3) Change a light bulb
Incandescent light bulbs have actually been outlawed in parts of Europe because of their inefficiency, and atmospheric emissions. Replacing just one 60-watt incandescent light bulb with a Compact fluorescent Light (CFL) bulb, will save you $30 over the life of the bulb. Moreover, if every family in the United States replaced just 1 regular light bulb with a CFL, 90 billion pounds of greenhouse gases would be eliminated annually (which is about the same as taking 7.5 million automobiles off the roads).

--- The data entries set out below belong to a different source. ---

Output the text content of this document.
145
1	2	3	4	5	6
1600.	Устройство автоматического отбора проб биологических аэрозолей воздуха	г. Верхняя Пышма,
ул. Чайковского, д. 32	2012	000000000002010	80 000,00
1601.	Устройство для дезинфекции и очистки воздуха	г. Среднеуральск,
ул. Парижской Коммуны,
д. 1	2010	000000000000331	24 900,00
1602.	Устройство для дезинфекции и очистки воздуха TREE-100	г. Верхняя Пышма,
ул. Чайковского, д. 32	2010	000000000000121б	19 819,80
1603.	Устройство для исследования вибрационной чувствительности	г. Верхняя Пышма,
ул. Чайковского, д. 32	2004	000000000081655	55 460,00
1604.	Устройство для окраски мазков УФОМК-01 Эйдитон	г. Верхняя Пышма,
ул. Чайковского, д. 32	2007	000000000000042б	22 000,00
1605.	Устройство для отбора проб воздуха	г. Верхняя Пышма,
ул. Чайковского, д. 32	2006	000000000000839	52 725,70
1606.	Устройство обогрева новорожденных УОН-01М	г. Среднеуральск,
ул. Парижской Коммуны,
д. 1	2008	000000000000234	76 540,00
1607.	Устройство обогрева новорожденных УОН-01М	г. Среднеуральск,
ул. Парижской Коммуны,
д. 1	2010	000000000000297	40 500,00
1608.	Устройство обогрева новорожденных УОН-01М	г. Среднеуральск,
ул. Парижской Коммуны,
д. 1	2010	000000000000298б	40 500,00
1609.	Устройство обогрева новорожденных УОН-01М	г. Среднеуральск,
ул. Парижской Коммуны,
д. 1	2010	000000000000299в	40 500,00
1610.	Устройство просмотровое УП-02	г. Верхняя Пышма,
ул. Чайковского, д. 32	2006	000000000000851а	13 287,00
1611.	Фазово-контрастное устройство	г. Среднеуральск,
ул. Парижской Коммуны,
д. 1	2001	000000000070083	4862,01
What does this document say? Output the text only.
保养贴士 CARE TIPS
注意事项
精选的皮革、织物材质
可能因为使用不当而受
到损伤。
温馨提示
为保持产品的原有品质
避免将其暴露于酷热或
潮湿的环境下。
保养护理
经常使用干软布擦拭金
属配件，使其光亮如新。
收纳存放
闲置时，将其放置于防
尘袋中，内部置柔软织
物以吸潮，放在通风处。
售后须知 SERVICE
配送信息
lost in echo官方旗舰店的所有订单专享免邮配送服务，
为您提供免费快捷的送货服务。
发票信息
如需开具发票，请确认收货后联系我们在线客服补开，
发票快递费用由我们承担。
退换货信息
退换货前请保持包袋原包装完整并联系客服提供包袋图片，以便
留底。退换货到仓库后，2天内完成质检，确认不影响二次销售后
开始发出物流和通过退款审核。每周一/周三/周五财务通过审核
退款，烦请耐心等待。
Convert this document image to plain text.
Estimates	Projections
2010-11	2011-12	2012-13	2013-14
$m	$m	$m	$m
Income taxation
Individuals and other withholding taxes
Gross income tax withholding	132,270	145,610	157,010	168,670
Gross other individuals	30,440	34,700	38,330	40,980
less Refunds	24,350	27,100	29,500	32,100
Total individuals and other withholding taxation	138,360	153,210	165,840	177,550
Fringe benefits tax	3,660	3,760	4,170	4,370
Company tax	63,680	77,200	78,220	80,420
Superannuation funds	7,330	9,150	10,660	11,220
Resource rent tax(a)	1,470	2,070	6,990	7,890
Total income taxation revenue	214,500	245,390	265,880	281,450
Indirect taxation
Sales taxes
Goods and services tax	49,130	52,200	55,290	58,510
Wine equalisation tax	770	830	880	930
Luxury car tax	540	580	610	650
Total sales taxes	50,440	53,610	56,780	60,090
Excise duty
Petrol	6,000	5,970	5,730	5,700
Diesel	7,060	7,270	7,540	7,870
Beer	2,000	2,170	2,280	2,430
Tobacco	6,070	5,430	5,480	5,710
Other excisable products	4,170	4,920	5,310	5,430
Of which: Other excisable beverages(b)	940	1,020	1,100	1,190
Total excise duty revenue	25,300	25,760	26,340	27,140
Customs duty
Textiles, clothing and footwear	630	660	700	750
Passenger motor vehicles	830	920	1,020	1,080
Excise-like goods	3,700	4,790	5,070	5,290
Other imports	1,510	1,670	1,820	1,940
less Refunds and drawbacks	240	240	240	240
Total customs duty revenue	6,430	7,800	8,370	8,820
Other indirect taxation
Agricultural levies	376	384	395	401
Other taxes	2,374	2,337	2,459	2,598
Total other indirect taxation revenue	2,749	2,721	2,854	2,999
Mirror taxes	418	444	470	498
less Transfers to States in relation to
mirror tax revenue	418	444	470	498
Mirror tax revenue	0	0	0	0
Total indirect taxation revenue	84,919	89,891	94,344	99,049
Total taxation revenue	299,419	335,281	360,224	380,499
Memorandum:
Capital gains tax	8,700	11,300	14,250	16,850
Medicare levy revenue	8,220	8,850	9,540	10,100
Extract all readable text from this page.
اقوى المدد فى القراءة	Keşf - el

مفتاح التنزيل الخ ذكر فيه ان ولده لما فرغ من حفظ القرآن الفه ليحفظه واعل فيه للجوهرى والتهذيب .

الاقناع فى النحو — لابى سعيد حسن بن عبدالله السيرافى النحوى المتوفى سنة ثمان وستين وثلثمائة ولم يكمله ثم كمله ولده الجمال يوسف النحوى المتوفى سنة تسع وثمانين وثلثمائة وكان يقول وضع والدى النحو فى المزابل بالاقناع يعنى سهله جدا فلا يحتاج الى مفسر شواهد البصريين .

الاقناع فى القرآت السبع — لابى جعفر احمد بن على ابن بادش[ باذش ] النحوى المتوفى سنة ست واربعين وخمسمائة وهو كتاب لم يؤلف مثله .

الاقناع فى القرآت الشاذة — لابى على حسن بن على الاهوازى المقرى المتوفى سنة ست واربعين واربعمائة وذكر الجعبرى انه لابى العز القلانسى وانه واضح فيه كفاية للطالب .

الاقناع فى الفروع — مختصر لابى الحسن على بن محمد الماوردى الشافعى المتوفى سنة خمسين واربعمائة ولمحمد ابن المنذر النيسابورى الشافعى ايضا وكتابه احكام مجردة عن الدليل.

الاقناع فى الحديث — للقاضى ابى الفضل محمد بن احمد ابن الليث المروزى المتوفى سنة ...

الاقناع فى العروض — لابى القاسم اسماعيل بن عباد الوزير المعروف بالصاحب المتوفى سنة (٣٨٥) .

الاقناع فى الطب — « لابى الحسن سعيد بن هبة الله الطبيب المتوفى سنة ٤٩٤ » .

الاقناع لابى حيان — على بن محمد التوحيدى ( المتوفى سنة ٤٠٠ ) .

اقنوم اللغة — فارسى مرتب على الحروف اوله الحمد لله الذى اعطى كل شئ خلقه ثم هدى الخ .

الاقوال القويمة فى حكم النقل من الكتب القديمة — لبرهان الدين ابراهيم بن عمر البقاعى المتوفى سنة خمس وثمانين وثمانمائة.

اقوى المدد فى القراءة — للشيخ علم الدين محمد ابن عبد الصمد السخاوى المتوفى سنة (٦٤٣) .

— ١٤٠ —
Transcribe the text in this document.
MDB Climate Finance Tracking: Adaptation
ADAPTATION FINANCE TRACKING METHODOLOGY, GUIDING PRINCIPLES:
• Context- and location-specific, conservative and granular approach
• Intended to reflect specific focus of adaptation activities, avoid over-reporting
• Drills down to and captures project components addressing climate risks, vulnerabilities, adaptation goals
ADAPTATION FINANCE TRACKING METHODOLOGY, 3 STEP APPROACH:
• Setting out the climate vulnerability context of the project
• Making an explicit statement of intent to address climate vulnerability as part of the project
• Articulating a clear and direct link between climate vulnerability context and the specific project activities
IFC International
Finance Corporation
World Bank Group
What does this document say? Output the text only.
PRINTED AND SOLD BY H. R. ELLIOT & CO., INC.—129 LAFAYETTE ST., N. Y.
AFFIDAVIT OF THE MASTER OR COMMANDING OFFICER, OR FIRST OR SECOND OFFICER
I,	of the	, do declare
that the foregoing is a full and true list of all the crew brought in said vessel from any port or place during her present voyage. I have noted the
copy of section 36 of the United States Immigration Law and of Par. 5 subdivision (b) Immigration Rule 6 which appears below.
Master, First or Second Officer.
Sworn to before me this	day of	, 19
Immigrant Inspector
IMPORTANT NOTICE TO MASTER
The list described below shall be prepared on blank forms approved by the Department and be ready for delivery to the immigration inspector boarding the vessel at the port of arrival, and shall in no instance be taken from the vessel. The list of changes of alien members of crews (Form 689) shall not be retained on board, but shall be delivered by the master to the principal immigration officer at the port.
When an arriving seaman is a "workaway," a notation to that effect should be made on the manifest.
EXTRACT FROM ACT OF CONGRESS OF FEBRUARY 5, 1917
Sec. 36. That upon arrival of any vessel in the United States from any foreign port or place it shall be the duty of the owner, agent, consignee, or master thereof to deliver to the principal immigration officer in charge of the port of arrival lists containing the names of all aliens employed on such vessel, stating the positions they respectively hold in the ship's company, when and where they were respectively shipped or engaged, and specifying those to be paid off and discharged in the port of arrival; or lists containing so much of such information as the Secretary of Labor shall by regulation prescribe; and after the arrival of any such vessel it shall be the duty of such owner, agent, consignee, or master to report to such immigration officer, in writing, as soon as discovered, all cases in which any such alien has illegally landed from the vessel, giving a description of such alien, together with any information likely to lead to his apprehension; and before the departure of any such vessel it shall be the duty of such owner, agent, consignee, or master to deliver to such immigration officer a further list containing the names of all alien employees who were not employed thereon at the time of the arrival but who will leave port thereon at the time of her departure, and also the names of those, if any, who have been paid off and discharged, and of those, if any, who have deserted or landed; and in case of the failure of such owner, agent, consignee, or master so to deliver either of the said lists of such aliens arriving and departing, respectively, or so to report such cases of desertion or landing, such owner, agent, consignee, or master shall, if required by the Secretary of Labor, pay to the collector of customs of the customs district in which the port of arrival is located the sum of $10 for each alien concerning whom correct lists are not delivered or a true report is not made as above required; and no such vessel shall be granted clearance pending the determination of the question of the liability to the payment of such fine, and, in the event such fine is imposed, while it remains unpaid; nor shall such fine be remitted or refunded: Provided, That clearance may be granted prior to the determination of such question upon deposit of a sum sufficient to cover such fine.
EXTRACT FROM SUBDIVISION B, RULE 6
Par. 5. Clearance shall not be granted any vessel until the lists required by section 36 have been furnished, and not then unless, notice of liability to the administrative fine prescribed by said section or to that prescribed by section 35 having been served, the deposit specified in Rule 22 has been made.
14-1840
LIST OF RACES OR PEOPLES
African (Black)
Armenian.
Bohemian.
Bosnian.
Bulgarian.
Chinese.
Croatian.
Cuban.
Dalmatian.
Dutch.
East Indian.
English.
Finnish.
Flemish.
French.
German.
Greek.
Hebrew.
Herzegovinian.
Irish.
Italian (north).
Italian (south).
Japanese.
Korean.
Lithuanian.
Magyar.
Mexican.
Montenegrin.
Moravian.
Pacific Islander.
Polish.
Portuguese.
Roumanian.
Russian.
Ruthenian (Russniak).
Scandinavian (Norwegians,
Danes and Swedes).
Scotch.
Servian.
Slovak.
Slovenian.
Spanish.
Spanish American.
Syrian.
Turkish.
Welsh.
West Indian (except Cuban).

4) Drive Less, and Drive Smarter
It doesn't take a rocket scientist to tell you that driving less cuts the amount of carbon dioxide released into the atmosphere by your car. No matter if you drive a Mini Cooper or an H2 Hummer, driving less is a good thing. Try walking or biking to work or school, or even using mass transit systems or carpooling. That being said, if you must drive all the time, it is important not to be driving a larger vehicle. Aside from costing you more to fuel up all the time, they release more carbon dioxide into the atmosphere. In addition, make sure that you remove all unnecessary items from your car. Extra weight means that more gas is burned on every trip. Remember, each gallon of gas you save keeps 20 pounds of carbon dioxide out of the atmosphere.

5) Use Less Hot Water
In order to save energy (and money), set your water heater to 120 degrees, and wrap it in a blanket if it is more than 5 years old. Also, many homes in Oklahoma were built before the advent of low-flow showerheads. By installing these environmentally-designed showerheads in your home, you will save hot water, and avoid adding about 350 pounds of carbon dioxide to the atmosphere annually. Many companies these days offer cold water washing detergent for your clothes and dishes. Be sure to buy these products, and use the cold water settings on your household machines, which can save about 500 pounds of carbon dioxide annually. What is great about saving hot water is that when you make environmental steps in the right direction, your wallet will also benefit.

6) Turn things off
While this tip may seem like a no-brainer, you would be surprised to find out how many people leave lights on, and water dripping when they are not home. When you inadvertently leave lights, the television, the radio, and/or the computer on, you are wasting electric energy (and the money that you work hard for). With energy in short supply these days, and few green energy-producing alternatives in use, wasting what we have is unnecessary and harmful to the environment. This is the same for water usage. When you are brushing your teeth, or washing your car, use the water flow only when you need it, rather than just allowing water to run down the drain or into the street. This will go a long way in conserving what little usable fresh water Earth has left.

7)Go Green in your home
Check with your energy provider to see if they offer wind power options. If they do, ask that your home is supplied with that electricity, as it is virtually nonpolluting, and is a renewable energy source. The more people that rally behind green energy, the more responsive companies will be in providing environmental alternatives to its customers.

8) Plant a Tree
I'll bet you thought that you would go through the entire list without a single "hippie" suggestion, but alas, I had to put one in. Trees are very important to Earth, as they absorb carbon dioxide, and release clean oxygen. Unfortunately, with the increase in harmful human activity, there are no longer enough trees to counter human emissions. Therefore, if you plant just one tree, you will be essentially helping the natural ecosystem clean up after us, as 1 tree will absorb about 1 ton of carbon dioxide over its lifetime.

In helping the environment through completing just a few of the above tips, you will not only feel better about yourself and the Earth, but you should also save some money along the way. Make it your mission see that this Earth Day (Sunday, April 22nd) is the most widely celebrated Earth Day since its inception in 1970. Together, we can make a world of change in hopes of a strong, and healthy future.